Ich habe natürlich volles Verständnis dafür, daß nicht jeder Flüchtlinge aus der Ukraine bei sich aufnehmen kann – aber ich kann nur an jeden appellieren, seine Möglichkeiten gewissenhaft zu prüfen und dann zu handeln.
Wir haben 4 Personen bei uns aufgenommen (2 Mütter mit Kind, die Ehemänner müssen kämpfen) und sind von einer überwältigen Welle der Hilfsbereitschaft aus der Nachbarschaft förmlich überrollt worden. Angekommen nach 2600 km quer durch Europa in 3 Tagen bestand der gesamte Besitz aus 2 kleinen Taschen und 2 Kinderrucksäcken. Per Nachbarschaftshilfe sind sie nun mit allem Nötigen versehen. Meinen ganz herzlichen Dank dafür.  Und jeden Tag vergewissern sie sich, daß ihre Männer noch leben. Das muss eine für uns unvorstellbare Belastung sein.
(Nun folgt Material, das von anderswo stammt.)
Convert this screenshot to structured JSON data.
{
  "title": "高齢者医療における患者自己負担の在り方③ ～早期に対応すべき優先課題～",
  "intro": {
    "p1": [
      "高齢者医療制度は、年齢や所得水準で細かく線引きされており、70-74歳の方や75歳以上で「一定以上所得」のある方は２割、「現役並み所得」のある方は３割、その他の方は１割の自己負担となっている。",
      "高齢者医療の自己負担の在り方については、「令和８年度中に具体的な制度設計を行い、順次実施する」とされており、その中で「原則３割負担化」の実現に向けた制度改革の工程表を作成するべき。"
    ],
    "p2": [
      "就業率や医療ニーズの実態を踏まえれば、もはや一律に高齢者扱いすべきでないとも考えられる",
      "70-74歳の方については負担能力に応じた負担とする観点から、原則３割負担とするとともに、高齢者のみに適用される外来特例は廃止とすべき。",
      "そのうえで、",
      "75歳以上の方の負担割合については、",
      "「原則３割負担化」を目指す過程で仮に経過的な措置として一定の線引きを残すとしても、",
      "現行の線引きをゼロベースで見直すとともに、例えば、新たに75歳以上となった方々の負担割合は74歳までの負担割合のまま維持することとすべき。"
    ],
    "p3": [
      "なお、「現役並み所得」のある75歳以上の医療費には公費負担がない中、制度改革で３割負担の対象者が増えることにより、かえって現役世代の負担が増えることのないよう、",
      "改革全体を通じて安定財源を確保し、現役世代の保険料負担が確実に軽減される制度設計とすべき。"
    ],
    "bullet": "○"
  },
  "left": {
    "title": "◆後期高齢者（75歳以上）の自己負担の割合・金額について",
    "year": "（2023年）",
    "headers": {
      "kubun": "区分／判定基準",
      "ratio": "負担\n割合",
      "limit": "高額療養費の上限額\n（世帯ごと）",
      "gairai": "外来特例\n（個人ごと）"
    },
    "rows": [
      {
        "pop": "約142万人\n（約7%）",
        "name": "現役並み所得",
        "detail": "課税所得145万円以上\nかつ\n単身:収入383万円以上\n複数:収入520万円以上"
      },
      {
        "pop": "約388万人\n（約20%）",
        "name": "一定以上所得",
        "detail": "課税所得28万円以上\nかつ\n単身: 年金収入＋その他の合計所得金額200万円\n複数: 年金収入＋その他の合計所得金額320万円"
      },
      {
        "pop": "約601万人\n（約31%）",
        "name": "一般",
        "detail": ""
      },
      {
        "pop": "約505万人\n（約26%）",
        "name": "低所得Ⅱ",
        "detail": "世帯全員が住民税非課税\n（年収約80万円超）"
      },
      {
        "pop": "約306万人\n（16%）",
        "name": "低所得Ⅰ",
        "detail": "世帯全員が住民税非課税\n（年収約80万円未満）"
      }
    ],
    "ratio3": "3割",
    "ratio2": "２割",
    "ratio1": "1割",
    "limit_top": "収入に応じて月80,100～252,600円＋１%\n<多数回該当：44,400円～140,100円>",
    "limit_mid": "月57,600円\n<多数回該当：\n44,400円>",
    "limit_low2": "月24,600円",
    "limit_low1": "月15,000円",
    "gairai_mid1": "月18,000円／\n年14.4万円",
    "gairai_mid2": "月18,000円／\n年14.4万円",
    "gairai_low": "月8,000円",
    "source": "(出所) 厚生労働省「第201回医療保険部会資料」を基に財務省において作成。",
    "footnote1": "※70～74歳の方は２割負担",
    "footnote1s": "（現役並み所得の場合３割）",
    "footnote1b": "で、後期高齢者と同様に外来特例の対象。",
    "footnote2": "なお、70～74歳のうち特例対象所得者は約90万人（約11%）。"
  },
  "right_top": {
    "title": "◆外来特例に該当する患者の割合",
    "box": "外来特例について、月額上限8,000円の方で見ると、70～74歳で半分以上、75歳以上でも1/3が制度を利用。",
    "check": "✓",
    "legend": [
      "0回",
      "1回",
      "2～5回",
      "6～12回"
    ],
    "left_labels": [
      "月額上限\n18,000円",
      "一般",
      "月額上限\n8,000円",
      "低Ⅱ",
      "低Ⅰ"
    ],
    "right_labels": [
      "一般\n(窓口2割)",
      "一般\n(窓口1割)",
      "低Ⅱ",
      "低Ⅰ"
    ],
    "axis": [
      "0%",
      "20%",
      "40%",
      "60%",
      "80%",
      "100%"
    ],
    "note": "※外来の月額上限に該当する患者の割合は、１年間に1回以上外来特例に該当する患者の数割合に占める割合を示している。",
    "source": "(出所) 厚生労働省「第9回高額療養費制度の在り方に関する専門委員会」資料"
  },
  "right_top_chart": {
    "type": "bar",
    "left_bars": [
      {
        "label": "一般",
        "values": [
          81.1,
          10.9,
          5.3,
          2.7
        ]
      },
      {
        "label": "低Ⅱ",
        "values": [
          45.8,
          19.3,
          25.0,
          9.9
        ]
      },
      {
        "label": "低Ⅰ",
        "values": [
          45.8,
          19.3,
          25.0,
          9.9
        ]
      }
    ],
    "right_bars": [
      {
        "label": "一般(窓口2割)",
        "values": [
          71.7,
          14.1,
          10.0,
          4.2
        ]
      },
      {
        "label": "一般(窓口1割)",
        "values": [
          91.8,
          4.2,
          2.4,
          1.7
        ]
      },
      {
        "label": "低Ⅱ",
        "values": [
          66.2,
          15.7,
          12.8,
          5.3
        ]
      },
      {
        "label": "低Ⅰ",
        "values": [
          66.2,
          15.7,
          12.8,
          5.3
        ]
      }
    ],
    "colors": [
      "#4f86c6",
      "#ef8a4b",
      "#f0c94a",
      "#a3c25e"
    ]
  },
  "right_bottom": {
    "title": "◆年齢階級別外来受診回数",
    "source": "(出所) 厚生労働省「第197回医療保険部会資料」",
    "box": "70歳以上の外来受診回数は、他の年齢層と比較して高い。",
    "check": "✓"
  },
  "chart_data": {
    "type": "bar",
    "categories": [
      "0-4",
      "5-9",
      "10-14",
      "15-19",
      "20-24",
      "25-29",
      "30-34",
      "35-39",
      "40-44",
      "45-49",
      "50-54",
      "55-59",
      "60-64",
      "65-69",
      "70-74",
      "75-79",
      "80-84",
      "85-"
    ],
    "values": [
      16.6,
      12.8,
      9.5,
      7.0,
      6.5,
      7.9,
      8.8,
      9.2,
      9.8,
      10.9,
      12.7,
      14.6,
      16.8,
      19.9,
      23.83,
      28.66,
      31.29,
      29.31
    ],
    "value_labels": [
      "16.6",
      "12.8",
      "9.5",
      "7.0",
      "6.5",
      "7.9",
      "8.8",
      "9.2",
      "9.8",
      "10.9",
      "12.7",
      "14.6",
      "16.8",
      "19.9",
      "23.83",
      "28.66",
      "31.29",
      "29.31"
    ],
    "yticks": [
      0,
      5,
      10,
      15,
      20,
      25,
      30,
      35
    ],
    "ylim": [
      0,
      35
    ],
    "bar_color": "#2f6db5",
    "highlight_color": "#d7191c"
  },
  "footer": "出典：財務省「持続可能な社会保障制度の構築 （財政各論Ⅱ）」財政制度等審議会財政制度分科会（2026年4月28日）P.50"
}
Ich kann Ihnen versichern, es ist eine Umstellung, mit der umzugehen man lernen kann. Es ist aber auch direkte Hilfe und keine Symbolhandlung.

Und bei aller möglicherweise sogar berechtigter Kritik an der Stadt: die  wurden genauso überrascht, wie wir alle – es ist nicht zu erwarten, daß man dort von 0 auf 100 wie in der Formel 1 kommt. Immerhin ist ein Anfang gemacht, es sind Sprachkurse organisiert, die Menschen können sich (wenn auch mit langen Wartefristen) anmelden und bekommen Zugang zu Geld und Gesundheitsversorgung.

Und ja, auch das Gute kann immer noch verbessert werden – aber es ist wichtiger, daß die Dinge jetzt funktionieren, als daß sie in 2 Jahren perfekt funktionieren. Bitte helfen Sie so wie Sie es können.

In einer perfekten Welt löste sich das Problem mit dem Verschwinden Putins und seiner Pudel – aber selbst wenn wir jetzt alle laut rufen ‚Putin muss weg‘ wird das außer einem guten Gefühl nichts bringen. Es wird aber auch nichts besser, wenn wir stattdessen laut Kumbaja rufen. Entschlossenheit und Augenmaß in der hohen Politik und Hilfsbereitschaft vor der eigenen Tür ist es, was jetzt nottut. Packen wir’s an wo wir können und wünschen wir unseren politischen Schlüsselfiguren weiterhin Klugheit und Augenmaß!